When I had my shop, I had to work on a lot of rusted, seized guns. Yours isn't that bad at all.
 
I seem to always end up with the project rifles...
Model 70 Winchester post 64 push feed 30-06 "ranger", 3 position safety, believe manufactured in 1990.
What can I use to remove a rusted together bolt back end? (firing pin / cocking indicator n safety) I have a ultrasonic cleaner, asking for recommendations on what rust remover goop I can try with the ultrasonic that ideally won't strip the bluing off of the bolt.

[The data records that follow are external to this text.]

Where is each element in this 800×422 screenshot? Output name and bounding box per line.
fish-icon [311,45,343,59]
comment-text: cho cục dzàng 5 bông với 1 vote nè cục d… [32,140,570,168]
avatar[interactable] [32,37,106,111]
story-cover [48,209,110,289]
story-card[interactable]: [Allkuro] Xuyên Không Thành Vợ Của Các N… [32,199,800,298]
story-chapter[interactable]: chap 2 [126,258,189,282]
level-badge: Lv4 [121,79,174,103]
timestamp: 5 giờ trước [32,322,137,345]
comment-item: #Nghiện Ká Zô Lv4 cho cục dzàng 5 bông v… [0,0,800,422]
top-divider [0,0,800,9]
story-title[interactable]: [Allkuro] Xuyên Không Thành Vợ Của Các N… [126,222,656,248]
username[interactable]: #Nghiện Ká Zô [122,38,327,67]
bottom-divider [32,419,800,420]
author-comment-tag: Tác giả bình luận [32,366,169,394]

When the rifle arrived to me the safety was stuck in forward fire position and the bolt plus safety would not move in the action. The rear cocking / firing pin indicator was part way out with a noticeable rust ring around it.. A smack upwards and the bolt moved up so I could remove it. Before removing the bolt i tried to move the safety but couldn't. Tried to take apart the bolt, the firing pin released. According to YouTube while holding down the little pin on the side with extra hand strength I should still be able to twist the back of the bolt off or twist it back to were the pin sits back in the indent.
It doesn't look all that bad - should clean up nice with some 0000 steel wool.

I'd soak it in Mineral spirits in a jar for a day or two. It'll come right apart. Or Gasoline, Naptha, etc - whatever you have lying around. Mineral Spirits is safe and cheap though.